The internally trained "Random Forest" model (for more information on the model: link), analyzes user behaviour on the platform. This "Random Forest" approach is a classification procedure and consists of a large number of individual, uncorrelated decision trees that work together. Each tree in the Random Forest generates a prediction about the group to which a user behaviour belongs. The user behaviour is assigned to the group with the most predictions.

The model's input data includes buying and selling activity, profile data changes, ratings, browsing behavior, and more. Through this approach, 80% of potential fraud cases are successfully assessed by the model in an automated manner and only about 10 cases per hour need to be forwarded to customer service for manual review.

Automation made the fraud process more efficient and potential fraud attempts are evaluated more quickly.

Over the project period of 6 months, the number of cases to be reviewed was reduced by 75 per cent. The time spent on manual checks by customer service staff was also slightly more than halved.
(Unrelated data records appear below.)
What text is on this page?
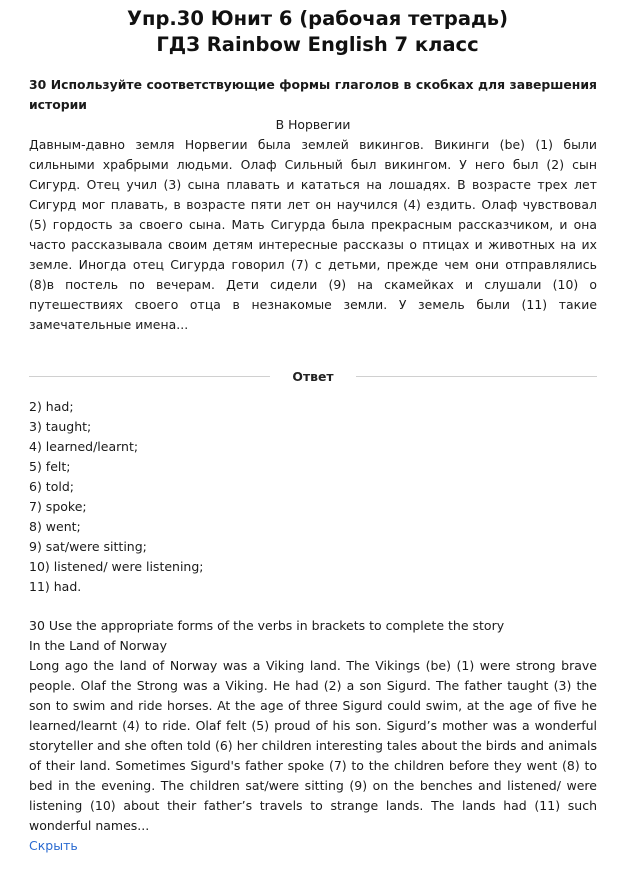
Упр.30 Юнит 6 (рабочая тетрадь)
ГДЗ Rainbow English 7 класс

30 Используйте соответствующие формы глаголов в скобках для завершения истории

В Норвегии

Давным-давно земля Норвегии была землей викингов. Викинги (be) (1) были сильными храбрыми людьми. Олаф Сильный был викингом. У него был (2) сын Сигурд. Отец учил (3) сына плавать и кататься на лошадях. В возрасте трех лет Сигурд мог плавать, в возрасте пяти лет он научился (4) ездить. Олаф чувствовал (5) гордость за своего сына. Мать Сигурда была прекрасным рассказчиком, и она часто рассказывала своим детям интересные рассказы о птицах и животных на их земле. Иногда отец Сигурда говорил (7) с детьми, прежде чем они отправлялись (8)в постель по вечерам. Дети сидели (9) на скамейках и слушали (10) о путешествиях своего отца в незнакомые земли. У земель были (11) такие замечательные имена...

Ответ
2) had;
3) taught;
4) learned/learnt;
5) felt;
6) told;
7) spoke;
8) went;
9) sat/were sitting;
10) listened/ were listening;
11) had.

30 Use the appropriate forms of the verbs in brackets to complete the story

In the Land of Norway

Long ago the land of Norway was a Viking land. The Vikings (be) (1) were strong brave people. Olaf the Strong was a Viking. He had (2) a son Sigurd. The father taught (3) the son to swim and ride horses. At the age of three Sigurd could swim, at the age of five he learned/learnt (4) to ride. Olaf felt (5) proud of his son. Sigurd’s mother was a wonderful storyteller and she often told (6) her children interesting tales about the birds and animals of their land. Sometimes Sigurd's father spoke (7) to the children before they went (8) to bed in the evening. The children sat/were sitting (9) on the benches and listened/ were listening (10) about their father’s travels to strange lands. The lands had (11) such wonderful names...

Скрыть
In fact, slightly more fraudulent accounts were identified and blocked than before.

Together Against Fraudsters

The hybrid approach has proven to be very efficient. Ricardo was able to build on the knowledge of the customer service staff and transform their human pattern recognition into meaningful rules. Subsequently, the training of the model could specialize in assessing the conspicuous user accounts. Using the Random Forest model, the algorithm's decisions could be reproduced. This was very important for the customer service, especially in the beginning, since the employees have to justify the blocking of a user account to the customer. Last but not least, the whole process was characterized by a close collaboration between the data science team of TX Group and Ricardo's customer service. Short feedback loops made it possible to continuously adjust parameters without flooding the essential customer service tools. This way, even in case of unplanned events, customers were not affected at all.